Introducing the Ultimate Genre Guide: Singer-Songwriter

My first meeting with a giant in the field of singer-songwriting wasn’t in an LA canyon, but somewhere on a hill outside San Francisco. Tasked 25 years ago with interviewing Neil Young for NME, myself and a photographer took a long taxi ride outside the city and up to what was then apparently one of Neil’s incognito hangs – a homey restaurant within a wooded area called the Mountain House. As we pulled up and stepped out of the taxi in our unCalifornian black clothing, we were greeted by a genial voice: “Great,” it announced, wryly. “The English are here!”

This, of course, was Elliott Roberts, then 30 years into a role which he occupied for over half a century, quietly influencing the careers of the most single-minded and ungovernable artists in music history: Neil Young of course, but also Crosby, Stills and Nash, and our cover star, Joni Mitchell. These artists, their contemporaries, kindred spirits and fellow travellers like James Taylor, Carole King, Judee Sill and Jackson Browne are at the heart of this publication.

They are also what we think of when we talk about the art of the singer-songwriter: the song as an investigation of the self, a discovery of emotional truths. Geographically and metaphorically it was an escape from the crowd: the old bands, and the old ways of doing things. As much as it was about the individual writer, it was also about a wider empathy: a tuneful and engrossing pursuit which won its musicians millions of fans all over the world.


In this magazine, you will of course read about the Canyon artists – the mismatch between turbulent life and melodious, easy-listening music of James Taylor is a particularly extraordinary treat – but you will also read in-depth reviews of artists who didn’t easily sit within the west coast songwriter circle. 

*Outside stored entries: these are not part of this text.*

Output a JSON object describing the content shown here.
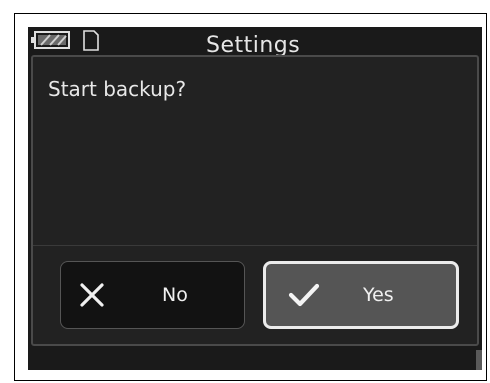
{
  "screen": {
    "title": "Settings"
  },
  "status_icons": [
    "battery-icon",
    "memory-card-icon"
  ],
  "dialog": {
    "message": "Start backup?",
    "no_label": "No",
    "yes_label": "Yes",
    "no_icon": "close-icon",
    "yes_icon": "checkmark-icon",
    "selected": "yes"
  },
  "colors": {
    "background": "#1a1a1a",
    "dialog": "#222222",
    "selected_button": "#555555",
    "text": "#f0f0f0"
  }
}
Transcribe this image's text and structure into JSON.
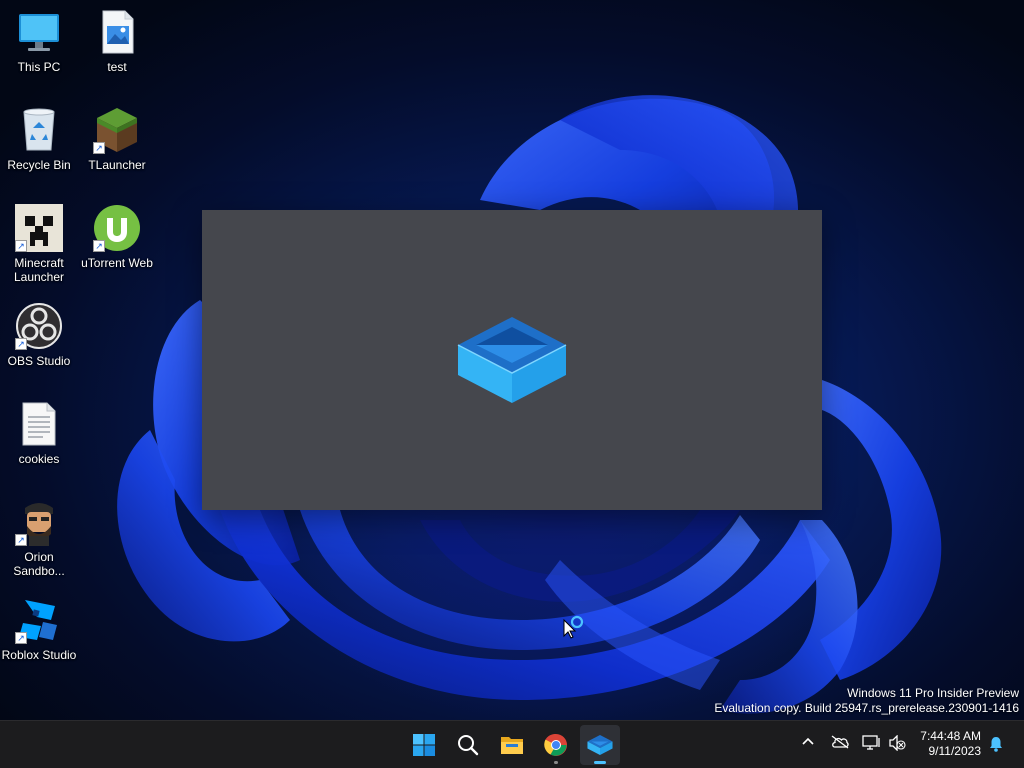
{
  "desktop": {
    "icons": [
      {
        "label": "This PC",
        "icon": "computer-icon",
        "shortcut": false
      },
      {
        "label": "test",
        "icon": "image-file-icon",
        "shortcut": false
      },
      {
        "label": "Recycle Bin",
        "icon": "recycle-bin-icon",
        "shortcut": false
      },
      {
        "label": "TLauncher",
        "icon": "grass-block-icon",
        "shortcut": true
      },
      {
        "label": "Minecraft Launcher",
        "icon": "creeper-icon",
        "shortcut": true
      },
      {
        "label": "uTorrent Web",
        "icon": "utorrent-icon",
        "shortcut": true
      },
      {
        "label": "OBS Studio",
        "icon": "obs-icon",
        "shortcut": true
      },
      {
        "label": "cookies",
        "icon": "text-file-icon",
        "shortcut": false
      },
      {
        "label": "Orion Sandbo...",
        "icon": "orion-avatar-icon",
        "shortcut": true
      },
      {
        "label": "Roblox Studio",
        "icon": "roblox-studio-icon",
        "shortcut": true
      }
    ]
  },
  "splash": {
    "icon": "sandbox-box-icon",
    "background_color": "#45474d"
  },
  "watermark": {
    "line1": "Windows 11 Pro Insider Preview",
    "line2": "Evaluation copy. Build 25947.rs_prerelease.230901-1416"
  },
  "taskbar": {
    "apps": [
      {
        "name": "Start",
        "icon": "windows-logo-icon"
      },
      {
        "name": "Search",
        "icon": "search-icon"
      },
      {
        "name": "File Explorer",
        "icon": "folder-icon"
      },
      {
        "name": "Google Chrome",
        "icon": "chrome-icon",
        "running": true
      },
      {
        "name": "Windows Sandbox",
        "icon": "sandbox-box-icon",
        "active": true
      }
    ],
    "tray": {
      "icons": [
        "chevron-up-icon",
        "cloud-off-icon",
        "network-icon",
        "volume-muted-icon"
      ],
      "time": "7:44:48 AM",
      "date": "9/11/2023",
      "notification_icon": "bell-icon"
    },
    "accent_color": "#4cc2ff"
  }
}
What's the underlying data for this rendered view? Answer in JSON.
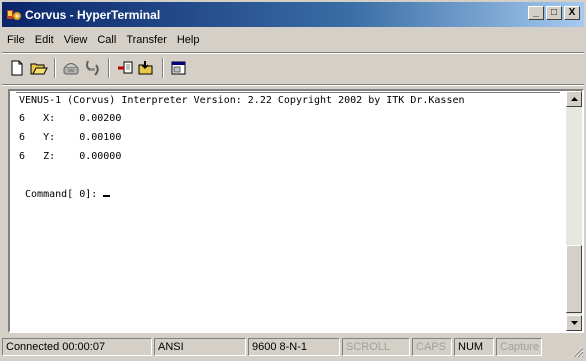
{
  "window": {
    "title": "Corvus - HyperTerminal",
    "buttons": {
      "minimize": "_",
      "maximize": "□",
      "close": "X"
    }
  },
  "menu": [
    "File",
    "Edit",
    "View",
    "Call",
    "Transfer",
    "Help"
  ],
  "toolbar": {
    "icons": [
      "new-document-icon",
      "open-folder-icon",
      "call-icon",
      "disconnect-icon",
      "send-file-icon",
      "receive-file-icon",
      "properties-icon"
    ]
  },
  "terminal": {
    "lines": [
      "VENUS-1 (Corvus) Interpreter Version: 2.22 Copyright 2002 by ITK Dr.Kassen",
      "6   X:    0.00200",
      "6   Y:    0.00100",
      "6   Z:    0.00000",
      "",
      " Command[ 0]:"
    ]
  },
  "statusbar": {
    "connected": "Connected 00:00:07",
    "emulation": "ANSI",
    "settings": "9600 8-N-1",
    "scroll": "SCROLL",
    "caps": "CAPS",
    "num": "NUM",
    "capture": "Capture"
  },
  "colors": {
    "titlebar_start": "#0a246a",
    "titlebar_end": "#a6caf0",
    "face": "#d4d0c8"
  }
}
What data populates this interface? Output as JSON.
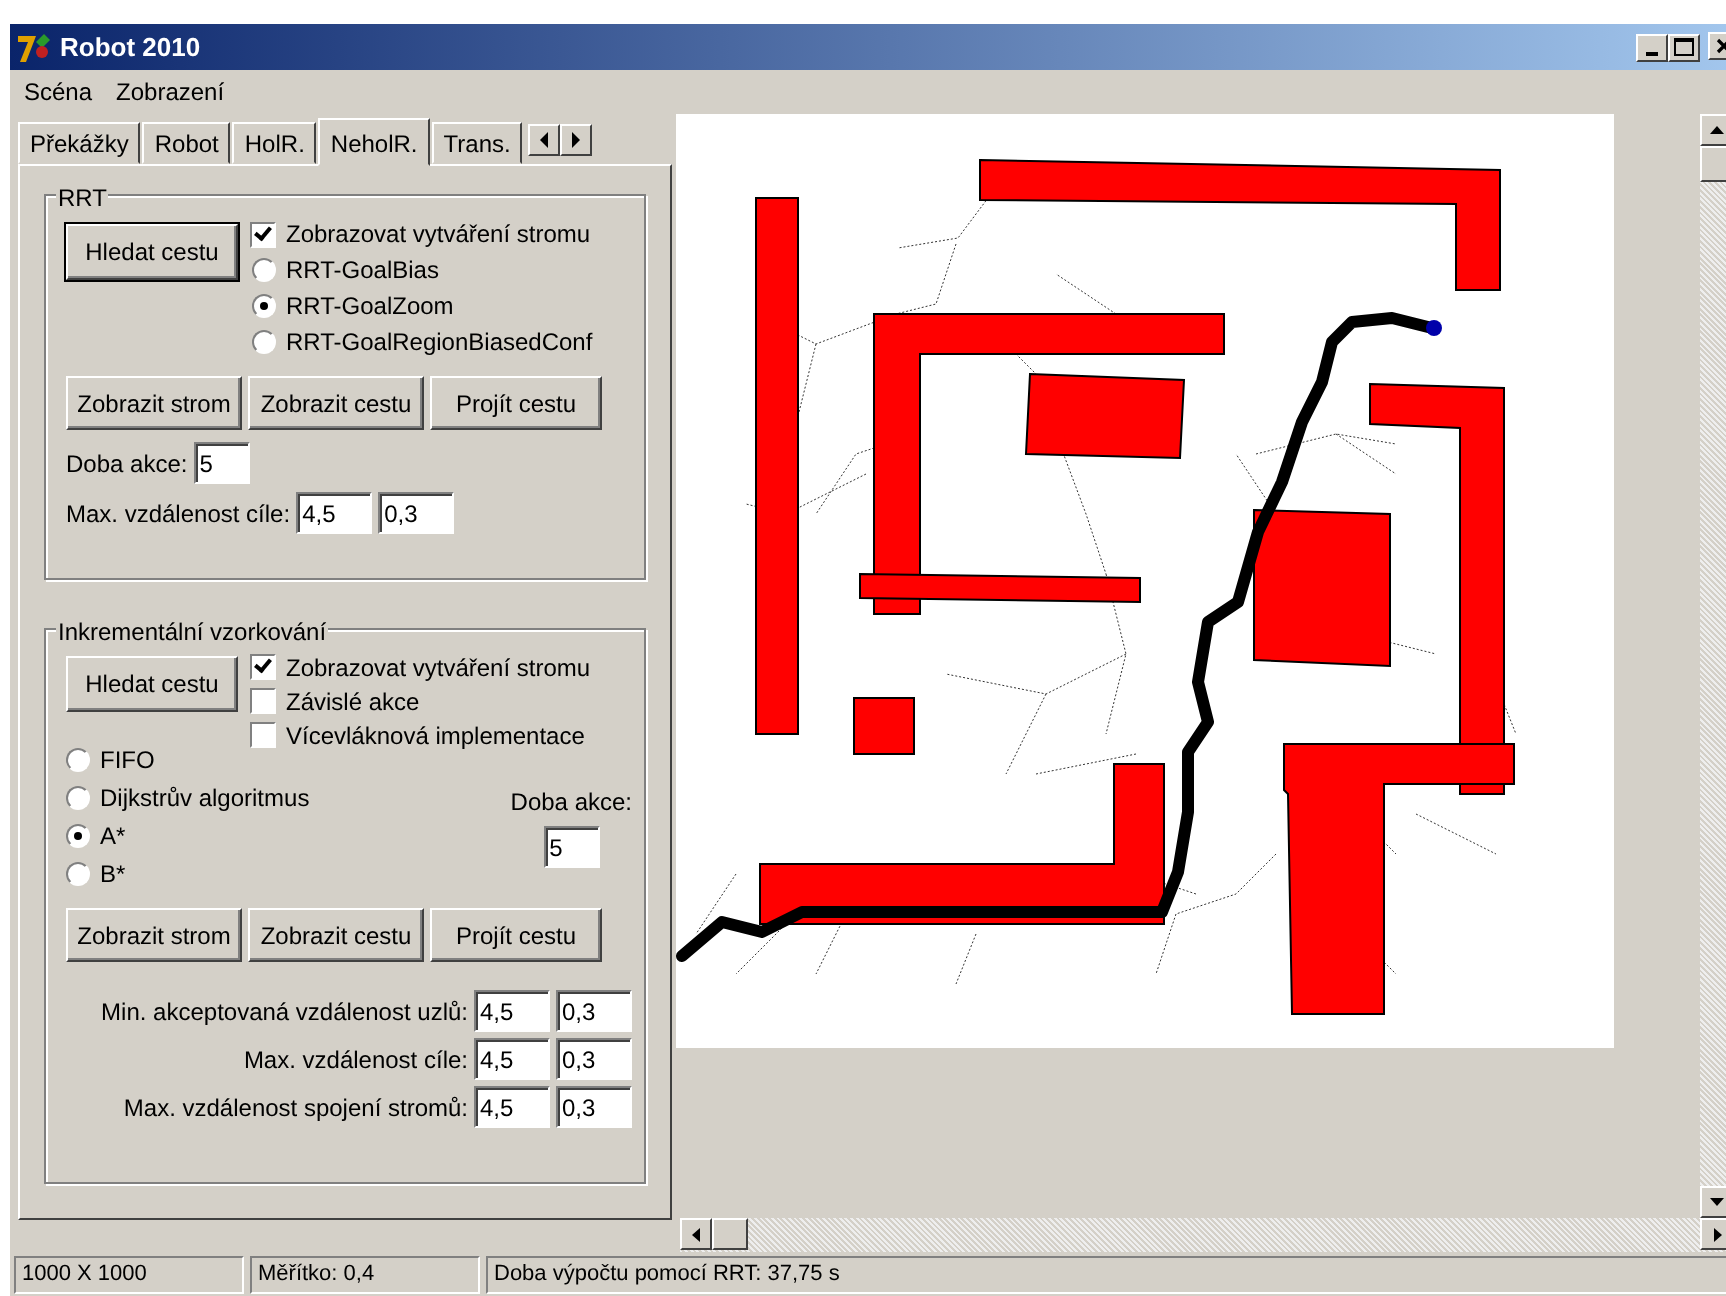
{
  "window": {
    "title": "Robot 2010"
  },
  "menu": [
    "Scéna",
    "Zobrazení"
  ],
  "tabs": [
    {
      "label": "Překážky",
      "selected": false
    },
    {
      "label": "Robot",
      "selected": false
    },
    {
      "label": "HolR.",
      "selected": false
    },
    {
      "label": "NeholR.",
      "selected": true
    },
    {
      "label": "Trans.",
      "selected": false
    }
  ],
  "rrt": {
    "title": "RRT",
    "find_button": "Hledat cestu",
    "checkboxes": [
      {
        "label": "Zobrazovat vytváření stromu",
        "checked": true
      }
    ],
    "radios": [
      {
        "label": "RRT-GoalBias",
        "selected": false
      },
      {
        "label": "RRT-GoalZoom",
        "selected": true
      },
      {
        "label": "RRT-GoalRegionBiasedConf",
        "selected": false
      }
    ],
    "buttons": [
      "Zobrazit strom",
      "Zobrazit cestu",
      "Projít cestu"
    ],
    "action_time": {
      "label": "Doba akce:",
      "value": "5"
    },
    "goal_distance": {
      "label": "Max. vzdálenost cíle:",
      "values": [
        "4,5",
        "0,3"
      ]
    }
  },
  "incremental": {
    "title": "Inkrementální vzorkování",
    "find_button": "Hledat cestu",
    "checkboxes": [
      {
        "label": "Zobrazovat vytváření stromu",
        "checked": true
      },
      {
        "label": "Závislé akce",
        "checked": false
      },
      {
        "label": "Vícevláknová implementace",
        "checked": false
      }
    ],
    "radios": [
      {
        "label": "FIFO",
        "selected": false
      },
      {
        "label": "Dijkstrův algoritmus",
        "selected": false
      },
      {
        "label": "A*",
        "selected": true
      },
      {
        "label": "B*",
        "selected": false
      }
    ],
    "action_time": {
      "label": "Doba akce:",
      "value": "5"
    },
    "buttons": [
      "Zobrazit strom",
      "Zobrazit cestu",
      "Projít cestu"
    ],
    "distances": [
      {
        "label": "Min. akceptovaná vzdálenost uzlů:",
        "values": [
          "4,5",
          "0,3"
        ]
      },
      {
        "label": "Max. vzdálenost cíle:",
        "values": [
          "4,5",
          "0,3"
        ]
      },
      {
        "label": "Max. vzdálenost spojení stromů:",
        "values": [
          "4,5",
          "0,3"
        ]
      }
    ]
  },
  "status_bar": [
    "1000 X 1000",
    "Měřítko: 0,4",
    "Doba výpočtu pomocí RRT: 37,75 s"
  ]
}
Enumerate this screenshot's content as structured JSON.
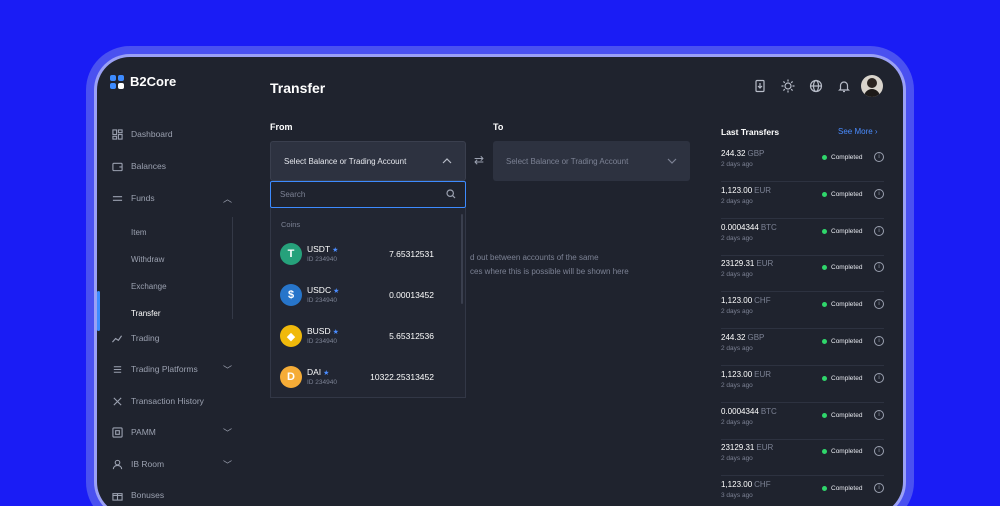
{
  "app": {
    "name": "B2Core"
  },
  "header": {
    "title": "Transfer"
  },
  "sidebar": {
    "items": [
      {
        "label": "Dashboard",
        "icon": "dashboard-icon"
      },
      {
        "label": "Balances",
        "icon": "wallet-icon"
      },
      {
        "label": "Funds",
        "icon": "funds-icon",
        "expanded": true
      },
      {
        "label": "Trading",
        "icon": "chart-icon"
      },
      {
        "label": "Trading Platforms",
        "icon": "platforms-icon"
      },
      {
        "label": "Transaction History",
        "icon": "history-icon"
      },
      {
        "label": "PAMM",
        "icon": "pamm-icon"
      },
      {
        "label": "IB Room",
        "icon": "ib-icon"
      },
      {
        "label": "Bonuses",
        "icon": "gift-icon"
      }
    ],
    "funds_sub": [
      "Item",
      "Withdraw",
      "Exchange",
      "Transfer"
    ]
  },
  "transfer": {
    "from_label": "From",
    "to_label": "To",
    "from_placeholder": "Select Balance or Trading Account",
    "to_placeholder": "Select Balance or Trading Account",
    "search_placeholder": "Search",
    "section": "Coins",
    "coins": [
      {
        "name": "USDT",
        "id": "ID 234940",
        "amount": "7.65312531",
        "color": "#26a17b",
        "glyph": "T"
      },
      {
        "name": "USDC",
        "id": "ID 234940",
        "amount": "0.00013452",
        "color": "#2775ca",
        "glyph": "$"
      },
      {
        "name": "BUSD",
        "id": "ID 234940",
        "amount": "5.65312536",
        "color": "#f0b90b",
        "glyph": "◆"
      },
      {
        "name": "DAI",
        "id": "ID 234940",
        "amount": "10322.25313452",
        "color": "#f5ac37",
        "glyph": "D"
      }
    ],
    "info_line1": "d out between accounts of the same",
    "info_line2": "ces where this is possible will be shown here"
  },
  "last_transfers": {
    "title": "Last Transfers",
    "see_more": "See More",
    "rows": [
      {
        "amount": "244.32",
        "currency": "GBP",
        "date": "2 days ago",
        "status": "Completed"
      },
      {
        "amount": "1,123.00",
        "currency": "EUR",
        "date": "2 days ago",
        "status": "Completed"
      },
      {
        "amount": "0.0004344",
        "currency": "BTC",
        "date": "2 days ago",
        "status": "Completed"
      },
      {
        "amount": "23129.31",
        "currency": "EUR",
        "date": "2 days ago",
        "status": "Completed"
      },
      {
        "amount": "1,123.00",
        "currency": "CHF",
        "date": "2 days ago",
        "status": "Completed"
      },
      {
        "amount": "244.32",
        "currency": "GBP",
        "date": "2 days ago",
        "status": "Completed"
      },
      {
        "amount": "1,123.00",
        "currency": "EUR",
        "date": "2 days ago",
        "status": "Completed"
      },
      {
        "amount": "0.0004344",
        "currency": "BTC",
        "date": "2 days ago",
        "status": "Completed"
      },
      {
        "amount": "23129.31",
        "currency": "EUR",
        "date": "2 days ago",
        "status": "Completed"
      },
      {
        "amount": "1,123.00",
        "currency": "CHF",
        "date": "3 days ago",
        "status": "Completed"
      }
    ]
  },
  "colors": {
    "background": "#1a1cf5",
    "app": "#1f232e",
    "accent": "#3d8bff",
    "success": "#2fd66b"
  }
}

There’s impressive new and recent writing on the resolutely east coast Laura Nyro, whose work so enraptured the young David Geffen, and helped point his road ahead. Present also are new opinions on unclubbable visionaries like Van Morrison and Tim Buckley, and the quietly spectacular Paul Simon. Joni Mitchell connected Leonard Cohen to the Laurel Canyon scene, but his troubled relationship with his muse was destined to sit uneasily within it, despite the best efforts of David Crosby. You’ll find what amounts to last words on the scene from Croz at the back of the magazine.

“And then there was Joni,” he says. “Formidable talent doesn’t even begin to describe it, she was the best of us. She’s absolutely the best singer-songwriter of our time.”


You can find yourself a copy here.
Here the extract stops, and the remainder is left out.